L'evento di presentazione di Los Angeles, avvenuto mercoledi 16, è stato salutato dai media americani con ampio risalto ed era logico che così fosse per il semplice motivo che quella di Google è un guanto di sfida in piena regola, per altro ampiamente annunciato, ai servizi musicali di Apple, Amazon e altri siti specializzati. Rispetto a questi, ecco la prima "novità": Music è aperto anche ai musicisti indipendenti, che potranno vendere online la loro musica tramite apposito "Artist Hub" fissando i prezzi ai consumatori senza intermediazione alcuna e contando su una percentuale pari al 70% dei proventi.

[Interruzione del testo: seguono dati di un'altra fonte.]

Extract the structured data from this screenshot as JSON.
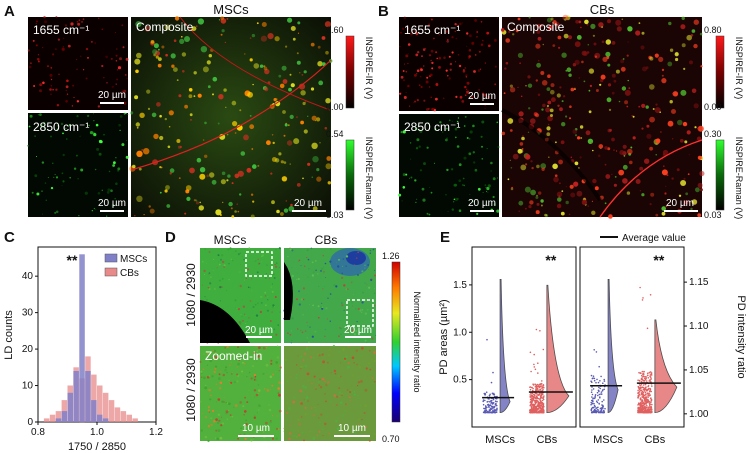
{
  "panels": {
    "A": {
      "label": "A",
      "title": "MSCs",
      "small_top": "1655 cm⁻¹",
      "small_bottom": "2850 cm⁻¹",
      "composite": "Composite",
      "scalebar": "20 µm",
      "ir_colorbar": {
        "max": "0.60",
        "min": "0.00",
        "label": "INSPIRE-IR (V)"
      },
      "raman_colorbar": {
        "max": "0.54",
        "min": "0.03",
        "label": "INSPIRE-Raman (V)"
      }
    },
    "B": {
      "label": "B",
      "title": "CBs",
      "small_top": "1655 cm⁻¹",
      "small_bottom": "2850 cm⁻¹",
      "composite": "Composite",
      "scalebar": "20 µm",
      "ir_colorbar": {
        "max": "0.80",
        "min": "0.00",
        "label": "INSPIRE-IR (V)"
      },
      "raman_colorbar": {
        "max": "0.30",
        "min": "0.03",
        "label": "INSPIRE-Raman (V)"
      }
    },
    "C": {
      "label": "C",
      "significance": "**",
      "chart_data": {
        "type": "bar",
        "xlabel": "1750 / 2850",
        "ylabel": "LD counts",
        "xlim": [
          0.8,
          1.2
        ],
        "ylim": [
          0,
          48
        ],
        "xticks": [
          "0.8",
          "1.0",
          "1.2"
        ],
        "yticks": [
          "0",
          "10",
          "20",
          "30",
          "40"
        ],
        "legend_position": "top-right",
        "bin_edges": [
          0.82,
          0.84,
          0.86,
          0.88,
          0.9,
          0.92,
          0.94,
          0.96,
          0.98,
          1.0,
          1.02,
          1.04,
          1.06,
          1.08,
          1.1,
          1.12,
          1.14
        ],
        "series": [
          {
            "name": "MSCs",
            "color": "#8080c8",
            "values": [
              0,
              0,
              1,
              3,
              8,
              14,
              46,
              14,
              6,
              2,
              1,
              0,
              0,
              0,
              0,
              0
            ]
          },
          {
            "name": "CBs",
            "color": "#e88a8a",
            "values": [
              1,
              2,
              3,
              6,
              10,
              15,
              12,
              18,
              13,
              10,
              8,
              6,
              4,
              3,
              2,
              1
            ]
          }
        ]
      }
    },
    "D": {
      "label": "D",
      "col_left": "MSCs",
      "col_right": "CBs",
      "row_label": "1080 / 2930",
      "zoomed": "Zoomed-in",
      "scalebar_top": "20 µm",
      "scalebar_bottom": "10 µm",
      "colorbar": {
        "max": "1.26",
        "min": "0.70",
        "label": "Normalized intensity ratio"
      }
    },
    "E": {
      "label": "E",
      "legend": "Average value",
      "left_plot": {
        "ylabel": "PD areas (µm²)",
        "yticks": [
          "0.5",
          "1.0",
          "1.5"
        ],
        "ylim": [
          0,
          1.9
        ],
        "categories": [
          "MSCs",
          "CBs"
        ],
        "averages": [
          0.31,
          0.37
        ],
        "significance": "**",
        "colors": [
          "#5a5ab4",
          "#e06060"
        ]
      },
      "right_plot": {
        "ylabel": "PD intensity ratio",
        "yticks": [
          "1.00",
          "1.05",
          "1.10",
          "1.15"
        ],
        "ylim": [
          0.985,
          1.19
        ],
        "categories": [
          "MSCs",
          "CBs"
        ],
        "averages": [
          1.032,
          1.035
        ],
        "significance": "**",
        "colors": [
          "#5a5ab4",
          "#e06060"
        ]
      }
    }
  }
}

Il modello che ha predisposto la compagnia californiana per attirare a sé milioni di appassionati è il seguente: le canzoni risiedono sull'Android Market, gli utenti potranno acquistarle tramite classico download (il servizio funziona con smartphone o tablet Android versione 2.2 o superiore) con il plus di poter archiviare ed effettuare lo streaming di 20mila tracce musicali senza pagare nulla. Il costo dei singoli brani a pagamento va da un minimo di 69 centesimi a un massimo di 1,29 dollari (cifra necessaria per comprare un brano su iTunes) e tutti quelli acquistati, oltre a quelli già di proprietà dell'utente (non è chiaro quanto saranno filtrati i contenuti privi di lucchetto digitale Drm), potranno essere salvati nella "cloud" per essere accessibili in qualsiasi momento in streaming direttamente dal terminale mobile e riproducibili da qualsiasi dispositivo (anche non Android) in modalità offline.

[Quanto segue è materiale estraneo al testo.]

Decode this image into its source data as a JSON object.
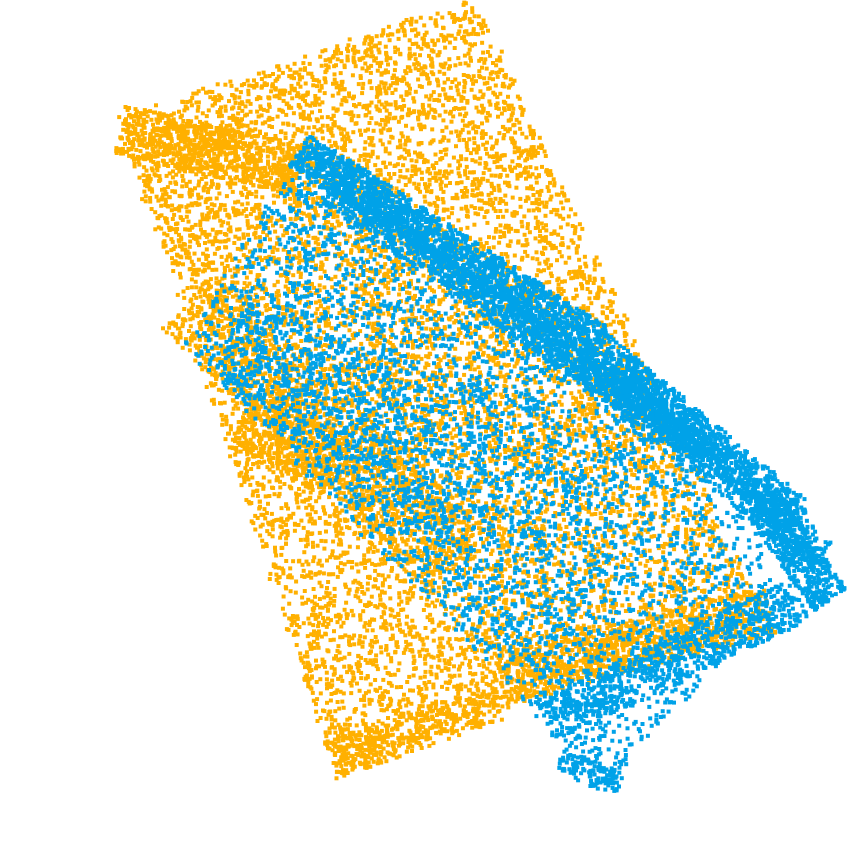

Con alcune eccezioni c'è anche la possibilità di condividere gratuitamente le tracce con tutte le cerchie di contatti attive sul social network Google+ (coloro che hanno reciprocamente l'utente in una cerchia potranno ascoltare gratuitamente l'intero pezzo, a tutti gli altri sarà concessa solo una preview di 90 secondi) mentre non ci sono limiti nel poterle sincronizzare su tutti i propri dispositivi Android. Il raffronto con l'offerta di Apple – l'iTunes store per acquistare le canzoni e iTunes Match per conservarle e riprodurle nella nuvola - è presto fatto. Il servizio cloud della Mela consente di tenere online 25mila canzoni al costo di 25 dollari l'anno e di sincronizzare facilmente le canzoni, attività che invece richiede operazioni "manuali" con Google Music. Difetto che interessa anche il servizio cloud di Amazon, che non consente di caricare automaticamente file non regolarmente acquistati dallo store del sito di e-commerce più grande del mondo. Dalla sua Google Music ha invece la possibilità di interagire con la Google TV tramite una nuova applicazione dedicata (per il momento disponibile in esclusiva negli Stati Uniti) che permetterà di accedere dallo schermo televisivo alla propria libreria musicale, acquistare brani o interi album, creare playlist personalizzate e ovviamente riprodurre le canzoni caricate sui server della casa di Mountain View. Il guanto di sfida, ad Apple in primis, è stato formalmente stato lanciato. In palio c'è un business, quello della musica digitale che negli ultimi 5 anni è cresciuto esponenzialmente arrivando a toccare (secondo i dati evidenziati dall'ultimo report dell'Ifpi) quota 4,6 miliardi di dollari.